Function assigned to a variable in C

Question

I did a test :

test1.c

#include <stdio.h>
int main () {
   getchar();
}

test2.c

#include <stdio.h>
int main () {
   int c;
   c = getchar();
}

Both test1.c and test2.c produce the same result which wait for the user to type something.

My questions :

1. In test2.c, I only assign a function of getchar() into variable 'c', and I never invoke/call the function , so why does it get invoked? The reason why I said it gets invoked is because when I run it, it produces the same result as test1.c

2. I thought a function only gets invoked when we invoke/call it, just like in test1.c , I invoke the function of getchar(). But in test2.c , I never invoke the function, I only assign the getchar() function to variable 'c'

Answer 1

The opening and closing parenthesis after the name getchar in C means to call the function associated with the name getchar.
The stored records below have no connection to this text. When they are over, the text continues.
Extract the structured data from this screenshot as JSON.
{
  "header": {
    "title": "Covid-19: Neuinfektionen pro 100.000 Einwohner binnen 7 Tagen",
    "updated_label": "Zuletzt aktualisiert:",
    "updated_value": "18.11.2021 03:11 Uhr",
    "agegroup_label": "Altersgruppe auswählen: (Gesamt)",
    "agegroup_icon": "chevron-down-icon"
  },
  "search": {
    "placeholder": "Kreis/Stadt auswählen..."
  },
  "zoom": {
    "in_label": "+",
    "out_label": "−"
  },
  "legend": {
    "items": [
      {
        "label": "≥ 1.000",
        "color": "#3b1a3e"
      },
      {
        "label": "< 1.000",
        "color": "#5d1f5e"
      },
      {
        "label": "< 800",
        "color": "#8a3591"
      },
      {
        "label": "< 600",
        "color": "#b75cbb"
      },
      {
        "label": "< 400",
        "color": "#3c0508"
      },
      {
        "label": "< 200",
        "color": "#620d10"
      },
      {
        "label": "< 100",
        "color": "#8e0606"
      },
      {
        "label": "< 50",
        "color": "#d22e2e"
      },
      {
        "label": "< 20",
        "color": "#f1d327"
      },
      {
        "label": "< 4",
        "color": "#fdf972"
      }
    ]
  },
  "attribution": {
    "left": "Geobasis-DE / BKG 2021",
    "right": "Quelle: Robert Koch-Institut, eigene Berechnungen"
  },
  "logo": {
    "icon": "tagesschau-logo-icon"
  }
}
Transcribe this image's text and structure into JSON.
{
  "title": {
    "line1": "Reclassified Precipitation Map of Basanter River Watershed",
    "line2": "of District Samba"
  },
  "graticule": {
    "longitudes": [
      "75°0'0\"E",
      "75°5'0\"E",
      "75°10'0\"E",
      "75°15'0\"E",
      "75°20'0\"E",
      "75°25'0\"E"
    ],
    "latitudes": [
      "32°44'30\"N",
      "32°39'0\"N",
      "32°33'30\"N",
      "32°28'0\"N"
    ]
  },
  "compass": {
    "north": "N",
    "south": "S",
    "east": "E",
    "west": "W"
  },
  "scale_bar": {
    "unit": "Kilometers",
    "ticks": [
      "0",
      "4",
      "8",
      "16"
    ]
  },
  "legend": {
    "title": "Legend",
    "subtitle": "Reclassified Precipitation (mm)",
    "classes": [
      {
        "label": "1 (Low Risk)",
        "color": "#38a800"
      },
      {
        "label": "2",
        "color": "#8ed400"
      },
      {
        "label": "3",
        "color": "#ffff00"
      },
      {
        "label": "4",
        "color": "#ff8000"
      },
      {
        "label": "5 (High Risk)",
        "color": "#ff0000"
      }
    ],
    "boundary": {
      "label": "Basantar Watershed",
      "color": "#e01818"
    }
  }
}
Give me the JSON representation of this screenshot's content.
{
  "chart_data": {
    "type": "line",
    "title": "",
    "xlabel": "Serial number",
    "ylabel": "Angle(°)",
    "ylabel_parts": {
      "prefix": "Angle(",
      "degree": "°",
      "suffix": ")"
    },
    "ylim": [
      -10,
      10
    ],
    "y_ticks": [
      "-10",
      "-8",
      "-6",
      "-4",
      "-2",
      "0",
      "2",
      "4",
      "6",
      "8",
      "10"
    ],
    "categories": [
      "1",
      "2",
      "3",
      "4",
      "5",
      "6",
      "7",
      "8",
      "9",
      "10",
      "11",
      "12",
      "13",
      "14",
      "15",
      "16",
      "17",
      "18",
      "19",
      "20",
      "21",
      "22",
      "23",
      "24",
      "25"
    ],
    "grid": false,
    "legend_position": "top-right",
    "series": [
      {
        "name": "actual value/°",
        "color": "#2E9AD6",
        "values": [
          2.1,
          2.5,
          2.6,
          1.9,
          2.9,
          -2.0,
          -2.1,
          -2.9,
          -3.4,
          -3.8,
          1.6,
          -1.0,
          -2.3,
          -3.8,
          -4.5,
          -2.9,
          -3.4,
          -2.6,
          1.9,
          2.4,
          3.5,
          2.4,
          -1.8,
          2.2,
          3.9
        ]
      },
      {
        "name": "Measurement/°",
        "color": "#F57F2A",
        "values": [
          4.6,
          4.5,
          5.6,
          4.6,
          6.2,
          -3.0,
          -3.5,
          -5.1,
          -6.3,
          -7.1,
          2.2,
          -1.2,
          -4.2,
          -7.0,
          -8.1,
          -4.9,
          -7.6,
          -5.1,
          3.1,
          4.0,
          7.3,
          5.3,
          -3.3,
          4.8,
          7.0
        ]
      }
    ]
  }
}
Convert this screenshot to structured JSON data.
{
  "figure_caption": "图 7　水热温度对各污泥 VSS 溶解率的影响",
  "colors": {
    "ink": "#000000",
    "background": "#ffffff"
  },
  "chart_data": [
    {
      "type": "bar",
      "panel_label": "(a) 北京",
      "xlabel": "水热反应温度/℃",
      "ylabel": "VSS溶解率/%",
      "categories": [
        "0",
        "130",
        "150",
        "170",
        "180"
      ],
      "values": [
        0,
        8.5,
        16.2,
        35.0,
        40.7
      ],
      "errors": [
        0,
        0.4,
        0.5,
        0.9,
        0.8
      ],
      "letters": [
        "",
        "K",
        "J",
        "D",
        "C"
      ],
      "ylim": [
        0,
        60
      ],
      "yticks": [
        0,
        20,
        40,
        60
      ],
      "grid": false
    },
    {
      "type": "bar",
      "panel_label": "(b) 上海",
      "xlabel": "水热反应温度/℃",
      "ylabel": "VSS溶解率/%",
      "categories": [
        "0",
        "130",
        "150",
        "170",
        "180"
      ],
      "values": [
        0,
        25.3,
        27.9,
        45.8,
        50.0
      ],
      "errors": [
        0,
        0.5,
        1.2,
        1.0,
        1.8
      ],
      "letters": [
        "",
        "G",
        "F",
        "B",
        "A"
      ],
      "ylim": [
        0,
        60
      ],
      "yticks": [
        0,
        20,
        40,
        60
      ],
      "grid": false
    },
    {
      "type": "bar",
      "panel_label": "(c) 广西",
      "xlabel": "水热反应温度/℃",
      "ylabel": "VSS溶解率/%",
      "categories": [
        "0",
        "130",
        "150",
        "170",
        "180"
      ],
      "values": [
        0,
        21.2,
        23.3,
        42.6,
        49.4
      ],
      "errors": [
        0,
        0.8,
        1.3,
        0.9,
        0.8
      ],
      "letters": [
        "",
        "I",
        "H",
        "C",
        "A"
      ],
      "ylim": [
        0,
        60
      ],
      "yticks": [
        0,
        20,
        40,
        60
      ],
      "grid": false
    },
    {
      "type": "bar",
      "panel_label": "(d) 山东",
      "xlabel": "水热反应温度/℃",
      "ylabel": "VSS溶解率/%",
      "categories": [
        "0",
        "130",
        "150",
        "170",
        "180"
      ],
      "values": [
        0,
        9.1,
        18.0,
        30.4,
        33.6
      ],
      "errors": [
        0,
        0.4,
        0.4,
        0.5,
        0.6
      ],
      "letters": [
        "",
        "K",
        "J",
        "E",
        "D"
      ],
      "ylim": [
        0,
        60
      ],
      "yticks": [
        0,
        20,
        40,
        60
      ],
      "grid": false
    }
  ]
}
Therefore, in both code snippets you are actually calling the function.

If you wanted to "assign" the function to a variable c, it would look like this:

int (*c)() = &getchar;

What you're really doing above is taking the address of getchar and assigning it to the function pointer c.

Answer 2

In test2.c, I only assign a function of getchar() into variable c, and I never invoke/call the function, so why does it get invoked?

C makes a difference between a function name, which is getchar with no parentheses, and a function invocation expression, which is getchar() with parentheses. Your code does not assign a function to a variable; it assigns the result produced by function invocation to variable c.

I thought a function only gets invoked when we invoke/call it, just like in test1.c

The difference between the two invocations, in test1.c vs. test2.c, is that test1.c invokes the function using a statement, while test2.c invokes the function using an expression. Both programs do invoke a function, though.